Lesson 4 — Why Rhiza?
The one-shot scaffolding problem
Most project generators work like this: you run a command, answer a few questions, and the tool writes a bunch of files into your new repo — CI workflows, a Makefile, linting config, a test harness. Day 0 is great. Everything is consistent, up to date, and wired together correctly.
Then time passes.
A security vulnerability is discovered in one of the GitHub Actions runners. You update the workflow in one repo but forget the other four. Six months later your CI configurations have diverged: some repos pin an old Python version, others have a newer linting rule set, one still uses a deprecated workflow syntax. The template was a one-time snapshot, not a contract.
This is called template drift, and it's the rule, not the exception, for teams that run more than a couple of Python projects.
The usual workarounds don't scale
You could manually update every repo every time the template changes. But that's tedious, error-prone, and it only works if someone is responsible for doing it. You could write a script to push changes across repos — but now you're maintaining that script, and it breaks every time a repo deviates from the expected structure.
The real problem is that one-shot generators treat project configuration as something you set up once. But configuration is infrastructure, and infrastructure needs ongoing maintenance.
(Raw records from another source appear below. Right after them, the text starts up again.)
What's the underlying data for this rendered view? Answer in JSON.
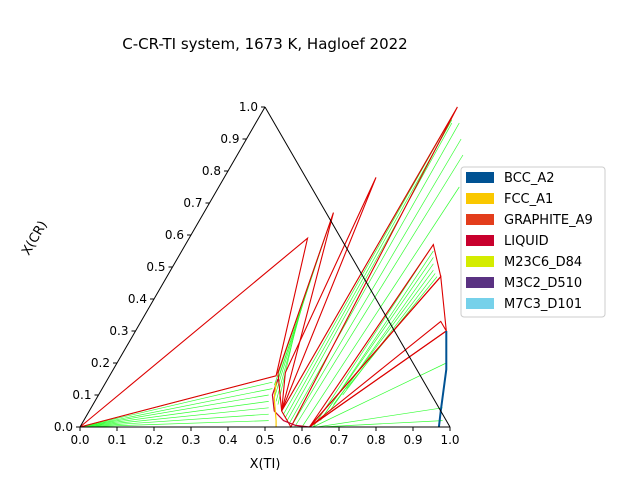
{
  "chart_data": {
    "type": "ternary",
    "title": "C-CR-TI system, 1673 K, Hagloef 2022",
    "xlabel": "X(TI)",
    "ylabel": "X(CR)",
    "xlim": [
      0.0,
      1.0
    ],
    "ylim": [
      0.0,
      1.0
    ],
    "ticks": [
      "0.0",
      "0.1",
      "0.2",
      "0.3",
      "0.4",
      "0.5",
      "0.6",
      "0.7",
      "0.8",
      "0.9",
      "1.0"
    ],
    "grid": false,
    "legend_position": "right",
    "legend": [
      {
        "name": "BCC_A2",
        "color": "#005293"
      },
      {
        "name": "FCC_A1",
        "color": "#fac800"
      },
      {
        "name": "GRAPHITE_A9",
        "color": "#e33d1c"
      },
      {
        "name": "LIQUID",
        "color": "#c8002d"
      },
      {
        "name": "M23C6_D84",
        "color": "#d4ec00"
      },
      {
        "name": "M3C2_D510",
        "color": "#5a3282"
      },
      {
        "name": "M7C3_D101",
        "color": "#76d1ea"
      }
    ],
    "three_phase_triangles": [
      [
        [
          0.0,
          0.0
        ],
        [
          0.32,
          0.59
        ],
        [
          0.45,
          0.16
        ]
      ],
      [
        [
          0.35,
          0.67
        ],
        [
          0.45,
          0.17
        ],
        [
          0.52,
          0.05
        ]
      ],
      [
        [
          0.41,
          0.78
        ],
        [
          0.47,
          0.17
        ],
        [
          0.52,
          0.05
        ]
      ],
      [
        [
          0.52,
          1.0
        ],
        [
          0.52,
          0.05
        ],
        [
          0.57,
          0.0
        ]
      ],
      [
        [
          0.67,
          0.57
        ],
        [
          0.62,
          0.0
        ],
        [
          0.74,
          0.47
        ]
      ],
      [
        [
          0.74,
          0.47
        ],
        [
          0.62,
          0.0
        ],
        [
          0.84,
          0.3
        ]
      ],
      [
        [
          0.81,
          0.33
        ],
        [
          0.62,
          0.0
        ],
        [
          0.84,
          0.3
        ]
      ]
    ],
    "liquid_boundary": [
      [
        0.46,
        0.15
      ],
      [
        0.47,
        0.1
      ],
      [
        0.5,
        0.05
      ],
      [
        0.54,
        0.02
      ],
      [
        0.58,
        0.005
      ],
      [
        0.62,
        0.0
      ]
    ],
    "fcc_boundary": [
      [
        0.46,
        0.14
      ],
      [
        0.48,
        0.09
      ],
      [
        0.52,
        0.02
      ],
      [
        0.53,
        0.0
      ]
    ],
    "bcc_boundary": [
      [
        0.84,
        0.3
      ],
      [
        0.9,
        0.18
      ],
      [
        0.95,
        0.05
      ],
      [
        0.97,
        0.0
      ]
    ],
    "tie_lines": [
      [
        [
          0.0,
          0.0
        ],
        [
          0.45,
          0.16
        ]
      ],
      [
        [
          0.0,
          0.0
        ],
        [
          0.45,
          0.14
        ]
      ],
      [
        [
          0.0,
          0.0
        ],
        [
          0.46,
          0.12
        ]
      ],
      [
        [
          0.0,
          0.0
        ],
        [
          0.46,
          0.1
        ]
      ],
      [
        [
          0.0,
          0.0
        ],
        [
          0.47,
          0.08
        ]
      ],
      [
        [
          0.0,
          0.0
        ],
        [
          0.48,
          0.06
        ]
      ],
      [
        [
          0.0,
          0.0
        ],
        [
          0.49,
          0.04
        ]
      ],
      [
        [
          0.0,
          0.0
        ],
        [
          0.5,
          0.02
        ]
      ],
      [
        [
          0.0,
          0.0
        ],
        [
          0.51,
          0.0
        ]
      ],
      [
        [
          0.35,
          0.67
        ],
        [
          0.45,
          0.17
        ]
      ],
      [
        [
          0.36,
          0.62
        ],
        [
          0.46,
          0.15
        ]
      ],
      [
        [
          0.37,
          0.57
        ],
        [
          0.46,
          0.13
        ]
      ],
      [
        [
          0.38,
          0.52
        ],
        [
          0.47,
          0.11
        ]
      ],
      [
        [
          0.39,
          0.47
        ],
        [
          0.48,
          0.09
        ]
      ],
      [
        [
          0.4,
          0.42
        ],
        [
          0.49,
          0.08
        ]
      ],
      [
        [
          0.41,
          0.37
        ],
        [
          0.5,
          0.07
        ]
      ],
      [
        [
          0.52,
          1.0
        ],
        [
          0.52,
          0.06
        ]
      ],
      [
        [
          0.52,
          0.98
        ],
        [
          0.53,
          0.04
        ]
      ],
      [
        [
          0.525,
          0.96
        ],
        [
          0.54,
          0.03
        ]
      ],
      [
        [
          0.53,
          0.95
        ],
        [
          0.55,
          0.02
        ]
      ],
      [
        [
          0.55,
          0.95
        ],
        [
          0.56,
          0.01
        ]
      ],
      [
        [
          0.58,
          0.9
        ],
        [
          0.57,
          0.005
        ]
      ],
      [
        [
          0.61,
          0.85
        ],
        [
          0.58,
          0.0
        ]
      ],
      [
        [
          0.65,
          0.75
        ],
        [
          0.6,
          0.0
        ]
      ],
      [
        [
          0.67,
          0.57
        ],
        [
          0.63,
          0.0
        ]
      ],
      [
        [
          0.68,
          0.55
        ],
        [
          0.64,
          0.02
        ]
      ],
      [
        [
          0.69,
          0.53
        ],
        [
          0.64,
          0.03
        ]
      ],
      [
        [
          0.7,
          0.51
        ],
        [
          0.65,
          0.05
        ]
      ],
      [
        [
          0.71,
          0.49
        ],
        [
          0.65,
          0.07
        ]
      ],
      [
        [
          0.72,
          0.48
        ],
        [
          0.66,
          0.1
        ]
      ],
      [
        [
          0.73,
          0.47
        ],
        [
          0.66,
          0.12
        ]
      ],
      [
        [
          0.84,
          0.3
        ],
        [
          0.62,
          0.0
        ]
      ],
      [
        [
          0.89,
          0.2
        ],
        [
          0.63,
          0.0
        ]
      ],
      [
        [
          0.95,
          0.06
        ],
        [
          0.64,
          0.0
        ]
      ],
      [
        [
          0.97,
          0.02
        ],
        [
          0.65,
          0.0
        ]
      ]
    ]
  }
}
What Rhiza does differently
Rhiza treats the template as a living contract between a central template repository and your downstream projects. Instead of generating files once, Rhiza continuously synchronises them.
Here is the core idea:
- You (or your organisation) maintain a template repository — this is where your canonical CI workflows, Makefile, linting config, and other shared files live.
- Each downstream project has a small config file (
.rhiza/template.yml) that declares which files it wants from the template and which version of the template to use. - When the template changes, Rhiza opens a pull request in each downstream project with the diff. You review it, merge it, and the project is updated.
The template is the source of truth. The downstream projects are consumers. The sync is automatic.
What Rhiza is not
Rhiza is not a framework. It has no opinion about how you structure your Python code, which libraries you use, or how you architect your application.
Rhiza only manages project infrastructure files — the scaffolding around your code, not the code itself. Your business logic, your tests, your application code — none of that is touched.
It is also not a one-time generator like cookiecutter or copier. If you want a tool that generates files once and then leaves you alone, Rhiza is the wrong choice. Rhiza is for teams that want their project infrastructure to stay consistent and up to date over time.
The payoff
Once Rhiza is set up:
- A security fix in a CI workflow propagates to all consuming repos automatically, as a PR.
- A team decision to switch linters is applied everywhere, not just in the repo where someone remembered to do it.
- New repos get a full, up-to-date CI/CD setup in minutes, not hours.
- The configuration across all your repos stays consistent — not because you enforced it manually, but because the system does.